Folha de S. Paulo


CRÍTICA

Pequeno restaurante Caxiri realça sabor da Amazônia com delicadeza

Uma bebida indígena derivada da mandioca, esta musa que Câmara Cascudo batizou de "rainha do Brasil", nomeia um minúsculo restaurante aberto em Pinheiros há três meses, o Caxiri.

A mandioca surge celebrada ali também em frações do cardápio –enxutíssimo, com três opções de prato no jantar (mais porções para compartilhar) e um no almoço, rotativo, feito com o que se pinça de mais fresco no mercado.

Um exemplo dessa homenagem é o intenso ceviche no tucupi (R$ 32), caprichado no coentro –ame ou odeie.

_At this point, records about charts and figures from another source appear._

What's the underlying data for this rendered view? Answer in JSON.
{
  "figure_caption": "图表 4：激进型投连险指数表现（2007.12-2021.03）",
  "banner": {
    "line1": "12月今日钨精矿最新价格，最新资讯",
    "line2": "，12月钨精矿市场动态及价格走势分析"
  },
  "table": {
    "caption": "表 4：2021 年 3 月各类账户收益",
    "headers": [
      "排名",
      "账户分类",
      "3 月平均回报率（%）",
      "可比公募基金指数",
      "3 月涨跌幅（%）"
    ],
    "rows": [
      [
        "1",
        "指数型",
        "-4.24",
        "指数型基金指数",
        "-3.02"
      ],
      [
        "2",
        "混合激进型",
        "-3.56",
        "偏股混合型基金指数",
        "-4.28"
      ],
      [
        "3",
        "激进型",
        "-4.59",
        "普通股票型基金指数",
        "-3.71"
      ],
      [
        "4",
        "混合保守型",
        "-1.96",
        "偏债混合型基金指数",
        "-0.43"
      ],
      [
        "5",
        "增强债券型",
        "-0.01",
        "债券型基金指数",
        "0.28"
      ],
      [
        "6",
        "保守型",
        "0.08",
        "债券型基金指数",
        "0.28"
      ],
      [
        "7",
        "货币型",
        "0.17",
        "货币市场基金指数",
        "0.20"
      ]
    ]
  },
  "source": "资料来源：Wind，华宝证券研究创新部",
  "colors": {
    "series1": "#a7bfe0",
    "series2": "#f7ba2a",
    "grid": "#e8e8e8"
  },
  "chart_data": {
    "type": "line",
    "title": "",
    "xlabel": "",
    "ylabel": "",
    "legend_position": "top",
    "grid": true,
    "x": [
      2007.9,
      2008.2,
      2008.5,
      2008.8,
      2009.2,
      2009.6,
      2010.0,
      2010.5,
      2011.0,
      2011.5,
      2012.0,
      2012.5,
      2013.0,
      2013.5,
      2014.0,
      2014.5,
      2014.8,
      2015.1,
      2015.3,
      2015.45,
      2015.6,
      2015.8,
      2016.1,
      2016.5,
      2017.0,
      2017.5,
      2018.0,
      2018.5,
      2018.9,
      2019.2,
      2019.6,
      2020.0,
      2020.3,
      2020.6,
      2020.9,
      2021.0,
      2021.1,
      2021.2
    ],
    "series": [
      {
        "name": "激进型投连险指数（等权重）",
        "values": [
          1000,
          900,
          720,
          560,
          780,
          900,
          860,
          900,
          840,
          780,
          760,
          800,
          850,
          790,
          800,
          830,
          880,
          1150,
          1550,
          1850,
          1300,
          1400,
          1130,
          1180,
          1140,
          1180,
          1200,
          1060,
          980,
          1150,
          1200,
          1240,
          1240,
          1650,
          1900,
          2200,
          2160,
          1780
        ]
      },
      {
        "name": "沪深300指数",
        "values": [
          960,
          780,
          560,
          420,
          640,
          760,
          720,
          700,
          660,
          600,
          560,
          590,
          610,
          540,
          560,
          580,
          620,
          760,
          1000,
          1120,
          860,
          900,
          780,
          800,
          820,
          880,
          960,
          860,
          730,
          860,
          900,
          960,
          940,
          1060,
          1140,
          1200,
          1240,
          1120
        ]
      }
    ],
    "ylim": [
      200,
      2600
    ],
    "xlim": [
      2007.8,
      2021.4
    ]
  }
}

Aqui, o caldo da mandioca-brava, com leve dulçor e acidez reforçada pelo limão, é servido frio –em contraste com as receitas populares, como pato no tucupi, em que é quente.

No escondidinho (R$ 34), a carne de sol, macia, combinada com cebola caramelizada, chega à mesa encoberta por uma camada generosa de mandioca –até desproporcional, eu diria. Amassada grosseiramente, tem textura preservada (e dá para morder).

Em sua cozinha autoral, Debora Shornik deixa transparecer ensinamentos de Paola Carosella, com quem trabalhou ao longo de anos.
Brilha o respeito pelo ingrediente no estado bruto, com seus sabores conservados. E há ali uma delicadeza recorrente, em harmonia com o atendimento da sócia Daniela Maia –e por que não com o salão, de tijolo aparente, embalado até por Luiz Tatit?

Ambas moraram na Amazônia e, no Caxiri, proporcionam certo contato com um Brasil profundo, embora por vias contemporâneas, mas não só. O pudim de leite (R$ 12) podia chamar a atenção só pela cremosidade (sem furinho). Mas a calda densa que o envolve ganha toques de cravo e canela com puxuri –semelhante à noz-moscada.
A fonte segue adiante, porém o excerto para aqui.